I have Bad Byrons Butt Rub and have used it on a ham and on some ribs last weekend. It was just OK for me. I won't buy it again because for the price and for just being average in my opinion it just doesn't make sense. It wasn't to spicy for me it was too salty I like a more sweet rub. But on the other hand my wife liked the Byrons on the ribs I did. I guess its all about what you like. She isn't a really sweet person. I am planning on using it on one of the next pulled pork butts I do next to see how I like it. I talked my two buddies into buy a jar each and they say its really good on chicken, pork chops, steaks, popcorn and other things that you want a bit of salty flavor. Let us know what you think I was currious to hear what other people had to say about the flavor.


----------



## waysideranch (Jan 9, 2010)

I have used it and was happy with it years ago.  So darn many to choose from.  Whats a guy to do??


----------



## bbq engineer (Jan 9, 2010)

Is it just me...I don't know about putting something on my food with the word "bad" in it.  Maybe not the best idea from a marketing standpoint.  

I would rename it Byron's Amazing Rib Rub or something like that.


----------



## pineywoods (Jan 9, 2010)

I sure hope she's not reading over your shoulder


----------



## mballi3011 (Jan 9, 2010)

I have some butt rub and I have used it alot and it seems pretty good to. But here you go dave. I know it's hard to read but I couldn't get rid of the flash so I put my finger over it and it flashed thou my finger hease the red/pink color.

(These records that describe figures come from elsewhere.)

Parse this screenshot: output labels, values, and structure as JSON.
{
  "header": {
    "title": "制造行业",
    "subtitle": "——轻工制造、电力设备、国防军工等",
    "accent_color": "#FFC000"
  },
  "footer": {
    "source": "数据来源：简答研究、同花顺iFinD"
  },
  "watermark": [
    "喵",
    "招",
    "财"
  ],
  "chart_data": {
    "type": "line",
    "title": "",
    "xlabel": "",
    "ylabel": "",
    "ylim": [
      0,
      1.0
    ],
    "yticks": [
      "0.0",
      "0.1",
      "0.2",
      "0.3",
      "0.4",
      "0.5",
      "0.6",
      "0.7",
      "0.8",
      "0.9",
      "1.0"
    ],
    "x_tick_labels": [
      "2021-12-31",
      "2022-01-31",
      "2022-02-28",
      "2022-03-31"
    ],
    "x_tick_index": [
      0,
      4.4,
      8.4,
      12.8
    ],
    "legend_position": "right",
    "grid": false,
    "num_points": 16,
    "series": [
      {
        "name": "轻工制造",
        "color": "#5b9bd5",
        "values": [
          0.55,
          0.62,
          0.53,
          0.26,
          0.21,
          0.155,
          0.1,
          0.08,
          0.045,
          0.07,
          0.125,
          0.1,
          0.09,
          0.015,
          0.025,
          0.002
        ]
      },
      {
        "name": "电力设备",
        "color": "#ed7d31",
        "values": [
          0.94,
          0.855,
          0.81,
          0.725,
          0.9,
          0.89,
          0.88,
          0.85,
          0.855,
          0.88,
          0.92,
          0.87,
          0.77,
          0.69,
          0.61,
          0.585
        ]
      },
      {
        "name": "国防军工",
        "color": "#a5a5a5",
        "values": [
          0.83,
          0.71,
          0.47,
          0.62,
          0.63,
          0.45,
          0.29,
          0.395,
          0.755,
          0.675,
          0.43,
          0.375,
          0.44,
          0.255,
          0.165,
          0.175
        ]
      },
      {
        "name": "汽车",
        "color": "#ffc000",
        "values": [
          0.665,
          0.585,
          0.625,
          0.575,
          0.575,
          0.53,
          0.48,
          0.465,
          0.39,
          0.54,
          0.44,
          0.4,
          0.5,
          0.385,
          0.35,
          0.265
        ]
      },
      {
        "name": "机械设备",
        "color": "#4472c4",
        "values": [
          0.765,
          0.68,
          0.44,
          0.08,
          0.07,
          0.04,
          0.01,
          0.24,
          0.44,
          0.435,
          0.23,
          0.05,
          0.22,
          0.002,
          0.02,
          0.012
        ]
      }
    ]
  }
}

Ingredients: Salt, black pepper, granuated onion,gran, garlic, paprika, chipotle powder, and then Microcrystalline cellulose something about anti caking.I haven't tried it on popcorn yet but I might just try it tonight I think I'm having a hackering for some popcorn tonight.


----------



## rbranstner (Jan 9, 2010)

Ha Ha Piney yea hopefully she doesn't see that post. Kind of worded it wrong but you get the idea. For those of you who have this rub what type of meat do you usually put it on? Some guy was raving about it on a youtube video for pulled pork so I had to pick some up and try it. Like I said before I am a sweet guy so I like my own rub better for ribs but put this stuff on chicken, steaks or popcorn and its a different story. Just a bit of a kick which I like. I need to do a pork butt soon so I can do one with my rub and one with Bad Byrons rub and see which I like better.


----------



## bertjo44 (Jan 10, 2010)

My brother gave me a bottle a few years ago. I wasn't too crazy about it. I do still have the bottle though, I use it to put my own rub in.


----------



## zapper (Jan 10, 2010)

Eh... Middle of the road. I have used it a couple of times but I always tend to "Doctor-Up" anything store bought with a little extra of whatever I have on hand. I figured it was cheap and handy and like I said Middle of the road. That is, it wont offend too many folks by being too much of any one spice or flavor. I still have about half of a jar and wont waste it.


I have only used it on butts, hard to hurt a butt


----------



## spudfin (Jan 10, 2010)

Well we had the chicken legs and beer butt chicken tonight with the rub and everyone liked it just fine.  13 legs and a chicken are all gone.  Seems to be a rub that will not offend anyone at the table.  That is worth something when you have a lot of different tastes.  I will use it on a pork roast tomorrow and let you know.
Spudfin


----------



## pignit (Jan 10, 2010)

Funny that this thread started with a new bottle of Byrons Butt Rub sittin on my counter. I picked some up last month on a trip through Missouri and thought I'd try it. I have a chucky rubbed down right now and I'm gonna smoke it to pull. I'll get back with ya on it.


----------